Senhor, Senhor, Fonte eterna de toda existência, cuja misericórdia sustenta os seres e cuja clemência restaura a alma, conduz-nos à plenitude da verdade, onde o coração encontra repouso na Luz imperecível.
Lectio Libri Exodus XXXIV, IVb-VI, VIII-IX
IV. Cumque portasset Moyses duas tabulas lapideas tales quales ante fuerant, de nocte consurgens ascendit in montem Sinai, sicut ei Dominus imperaverat, portans secum tabulas.
4. Moisés elevou-se ao monte levando as tábuas de pedra, em resposta ao chamado divino. Sua subida simboliza o movimento da alma que, deixando as distrações passageiras, busca a presença daquele que sustenta toda existência.
V. Cumque descendisset Dominus per nubem, stetit Moyses cum eo, invocans nomen Domini.
5. O Senhor manifestou sua presença na nuvem, e Moisés permaneceu diante dele. Assim também a alma encontra o mistério que transcende toda compreensão quando se abre à contemplação do Eterno.
VI. Quo transeunte coram eo, ait Dominator Domine Deus, misericors et clemens, patiens, et multae miserationis, ac verax.
6. O Senhor revelou-se como Deus misericordioso, clemente, paciente e verdadeiro.
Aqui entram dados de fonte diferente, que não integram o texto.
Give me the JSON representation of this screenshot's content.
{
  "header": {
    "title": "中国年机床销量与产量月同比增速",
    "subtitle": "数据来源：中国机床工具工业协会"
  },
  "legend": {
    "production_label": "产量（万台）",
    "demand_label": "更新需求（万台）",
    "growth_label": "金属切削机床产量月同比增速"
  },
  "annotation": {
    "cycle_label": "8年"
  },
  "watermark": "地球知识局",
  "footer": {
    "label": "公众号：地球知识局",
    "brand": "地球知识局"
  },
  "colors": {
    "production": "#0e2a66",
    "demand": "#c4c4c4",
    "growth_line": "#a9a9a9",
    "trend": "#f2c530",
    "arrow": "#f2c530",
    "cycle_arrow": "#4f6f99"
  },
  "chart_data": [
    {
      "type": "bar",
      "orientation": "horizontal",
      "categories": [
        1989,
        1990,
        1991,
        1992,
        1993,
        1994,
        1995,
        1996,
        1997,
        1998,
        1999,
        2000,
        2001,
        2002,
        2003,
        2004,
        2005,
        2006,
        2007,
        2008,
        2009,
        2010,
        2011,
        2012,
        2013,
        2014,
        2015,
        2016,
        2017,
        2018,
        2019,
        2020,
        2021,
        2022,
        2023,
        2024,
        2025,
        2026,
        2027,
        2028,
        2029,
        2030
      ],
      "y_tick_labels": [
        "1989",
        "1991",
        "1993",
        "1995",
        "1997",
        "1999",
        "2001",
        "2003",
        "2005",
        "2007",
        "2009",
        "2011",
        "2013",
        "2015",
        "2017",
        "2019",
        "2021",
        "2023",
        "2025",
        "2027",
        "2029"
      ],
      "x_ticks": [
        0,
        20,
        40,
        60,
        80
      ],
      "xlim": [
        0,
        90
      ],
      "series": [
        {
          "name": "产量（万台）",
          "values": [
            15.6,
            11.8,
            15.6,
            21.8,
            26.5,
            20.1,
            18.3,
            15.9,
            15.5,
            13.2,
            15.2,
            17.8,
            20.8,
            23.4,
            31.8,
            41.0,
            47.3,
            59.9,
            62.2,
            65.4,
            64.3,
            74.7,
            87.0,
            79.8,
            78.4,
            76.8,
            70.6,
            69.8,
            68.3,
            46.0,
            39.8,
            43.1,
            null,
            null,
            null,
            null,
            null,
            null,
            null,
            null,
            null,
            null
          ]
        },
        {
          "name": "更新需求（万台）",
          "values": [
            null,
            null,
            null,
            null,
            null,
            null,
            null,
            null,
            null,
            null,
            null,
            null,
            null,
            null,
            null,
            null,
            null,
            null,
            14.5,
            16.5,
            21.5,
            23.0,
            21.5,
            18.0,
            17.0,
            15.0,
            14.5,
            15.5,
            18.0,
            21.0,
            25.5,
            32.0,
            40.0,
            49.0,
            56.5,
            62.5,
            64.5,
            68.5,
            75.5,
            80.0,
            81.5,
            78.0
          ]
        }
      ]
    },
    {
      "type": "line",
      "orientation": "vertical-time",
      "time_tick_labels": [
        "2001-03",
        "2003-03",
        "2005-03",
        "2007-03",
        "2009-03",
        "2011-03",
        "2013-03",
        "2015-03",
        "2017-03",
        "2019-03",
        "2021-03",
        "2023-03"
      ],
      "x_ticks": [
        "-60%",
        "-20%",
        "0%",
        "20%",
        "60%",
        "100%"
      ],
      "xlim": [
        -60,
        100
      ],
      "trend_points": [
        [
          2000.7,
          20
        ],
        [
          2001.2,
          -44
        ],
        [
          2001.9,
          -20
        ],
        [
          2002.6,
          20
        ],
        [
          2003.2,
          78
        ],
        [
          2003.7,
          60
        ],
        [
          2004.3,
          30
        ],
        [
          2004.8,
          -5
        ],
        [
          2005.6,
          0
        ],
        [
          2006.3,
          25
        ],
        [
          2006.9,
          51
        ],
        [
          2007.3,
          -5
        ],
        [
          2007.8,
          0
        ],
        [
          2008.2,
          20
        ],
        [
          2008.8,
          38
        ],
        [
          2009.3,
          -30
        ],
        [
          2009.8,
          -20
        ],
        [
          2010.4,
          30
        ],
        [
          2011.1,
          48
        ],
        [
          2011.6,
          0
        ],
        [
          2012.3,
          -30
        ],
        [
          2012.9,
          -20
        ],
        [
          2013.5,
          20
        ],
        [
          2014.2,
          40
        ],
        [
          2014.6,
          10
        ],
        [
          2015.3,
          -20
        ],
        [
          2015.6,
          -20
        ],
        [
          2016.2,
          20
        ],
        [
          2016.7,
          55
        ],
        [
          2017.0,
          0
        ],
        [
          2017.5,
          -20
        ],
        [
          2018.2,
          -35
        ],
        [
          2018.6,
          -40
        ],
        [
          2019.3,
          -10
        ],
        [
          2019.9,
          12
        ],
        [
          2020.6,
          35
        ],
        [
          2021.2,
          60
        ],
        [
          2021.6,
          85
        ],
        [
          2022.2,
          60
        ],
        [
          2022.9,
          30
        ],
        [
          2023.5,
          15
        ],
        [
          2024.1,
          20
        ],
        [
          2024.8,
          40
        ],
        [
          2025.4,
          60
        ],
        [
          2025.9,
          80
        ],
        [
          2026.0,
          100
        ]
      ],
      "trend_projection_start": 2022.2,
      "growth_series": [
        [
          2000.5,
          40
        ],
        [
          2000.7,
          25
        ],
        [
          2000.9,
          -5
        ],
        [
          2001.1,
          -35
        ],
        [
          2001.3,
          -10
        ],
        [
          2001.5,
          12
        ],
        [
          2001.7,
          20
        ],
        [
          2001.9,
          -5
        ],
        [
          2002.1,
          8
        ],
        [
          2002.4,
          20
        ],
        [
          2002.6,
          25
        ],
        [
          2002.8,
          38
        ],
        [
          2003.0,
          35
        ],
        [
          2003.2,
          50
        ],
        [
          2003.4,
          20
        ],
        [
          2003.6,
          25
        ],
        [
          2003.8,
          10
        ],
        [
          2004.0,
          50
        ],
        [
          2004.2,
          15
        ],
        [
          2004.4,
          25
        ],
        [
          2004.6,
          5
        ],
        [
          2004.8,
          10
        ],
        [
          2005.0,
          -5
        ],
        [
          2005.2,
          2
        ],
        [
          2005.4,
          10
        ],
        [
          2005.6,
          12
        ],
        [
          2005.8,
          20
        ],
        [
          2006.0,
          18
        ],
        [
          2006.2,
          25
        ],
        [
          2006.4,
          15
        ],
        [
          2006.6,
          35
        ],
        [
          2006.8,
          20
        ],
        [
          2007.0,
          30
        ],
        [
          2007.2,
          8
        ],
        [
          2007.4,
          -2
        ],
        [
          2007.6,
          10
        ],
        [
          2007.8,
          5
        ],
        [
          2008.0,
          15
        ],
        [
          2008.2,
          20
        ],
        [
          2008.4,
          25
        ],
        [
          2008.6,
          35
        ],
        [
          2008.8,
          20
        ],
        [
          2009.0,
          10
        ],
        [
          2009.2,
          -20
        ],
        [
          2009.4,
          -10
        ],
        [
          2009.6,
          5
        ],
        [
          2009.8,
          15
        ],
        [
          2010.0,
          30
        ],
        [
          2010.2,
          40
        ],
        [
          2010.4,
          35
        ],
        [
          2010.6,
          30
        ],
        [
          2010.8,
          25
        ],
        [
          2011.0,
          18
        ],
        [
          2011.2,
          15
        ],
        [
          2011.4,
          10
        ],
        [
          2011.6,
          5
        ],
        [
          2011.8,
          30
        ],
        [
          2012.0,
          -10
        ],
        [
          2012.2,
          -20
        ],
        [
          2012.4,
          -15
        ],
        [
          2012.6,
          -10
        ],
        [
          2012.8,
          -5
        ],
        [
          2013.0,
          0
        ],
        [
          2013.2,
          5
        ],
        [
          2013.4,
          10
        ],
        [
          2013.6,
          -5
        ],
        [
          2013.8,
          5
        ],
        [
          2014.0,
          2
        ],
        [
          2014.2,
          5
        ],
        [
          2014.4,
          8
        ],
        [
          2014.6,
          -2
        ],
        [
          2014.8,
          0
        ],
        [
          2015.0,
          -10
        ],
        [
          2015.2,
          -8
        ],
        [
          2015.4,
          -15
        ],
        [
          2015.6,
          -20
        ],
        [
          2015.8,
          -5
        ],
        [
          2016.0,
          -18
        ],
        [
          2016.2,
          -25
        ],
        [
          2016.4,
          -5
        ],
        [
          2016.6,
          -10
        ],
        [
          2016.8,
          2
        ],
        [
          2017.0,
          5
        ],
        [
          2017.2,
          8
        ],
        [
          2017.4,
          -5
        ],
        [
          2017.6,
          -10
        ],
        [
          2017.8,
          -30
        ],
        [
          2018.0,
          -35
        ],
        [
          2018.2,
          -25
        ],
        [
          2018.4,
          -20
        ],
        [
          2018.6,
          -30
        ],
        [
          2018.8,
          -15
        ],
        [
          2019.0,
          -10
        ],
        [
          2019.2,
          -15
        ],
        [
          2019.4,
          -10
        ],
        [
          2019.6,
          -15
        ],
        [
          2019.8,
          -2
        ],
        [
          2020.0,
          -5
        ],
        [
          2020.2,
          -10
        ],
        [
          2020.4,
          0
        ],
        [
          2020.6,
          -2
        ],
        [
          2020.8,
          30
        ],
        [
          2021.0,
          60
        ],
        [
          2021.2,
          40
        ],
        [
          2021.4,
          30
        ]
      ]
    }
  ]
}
Nessa revelação resplandece a realidade suprema que sustenta o ser e conduz todas as coisas à sua plenitude.
VIII. Statimque Moyses curvatus est pronus in terram, et adorans,
8. Imediatamente Moisés inclinou-se em adoração. Diante da majestade divina, a alma reconhece sua origem e encontra o caminho da verdadeira sabedoria.
IX. Ait Domine, si inveni gratiam in conspectu tuo, ingredere, quaeso, in medio nostri. Populus enim durae cervicis est: et auferes iniquitates nostras atque peccata, nosque possidebis.
9. Moisés suplicou que o Senhor permanecesse no meio do povo e removesse suas faltas. A alma também anseia pela presença divina que purifica, restaura e conduz à comunhão com o Bem que jamais se extingue.
Reflexão
A revelação divina não se limita a um acontecimento distante da história. Ela manifesta uma presença que continuamente chama a alma para além das aparências. O encontro de Moisés com Deus recorda que toda verdadeira ascensão começa no interior do coração. A sabedoria nasce quando o ser humano reconhece os limites de sua própria compreensão. A serenidade floresce quando a confiança repousa naquele que permanece imutável. A misericórdia divina revela uma realidade mais profunda do que as fragilidades humanas. Quem contempla essa verdade aprende a caminhar com firmeza em meio às mudanças da existência. A alma encontra repouso quando se orienta para aquilo que não passa. Assim, a vida torna-se uma jornada contínua de aproximação ao Mistério eterno que sustenta todas as coisas.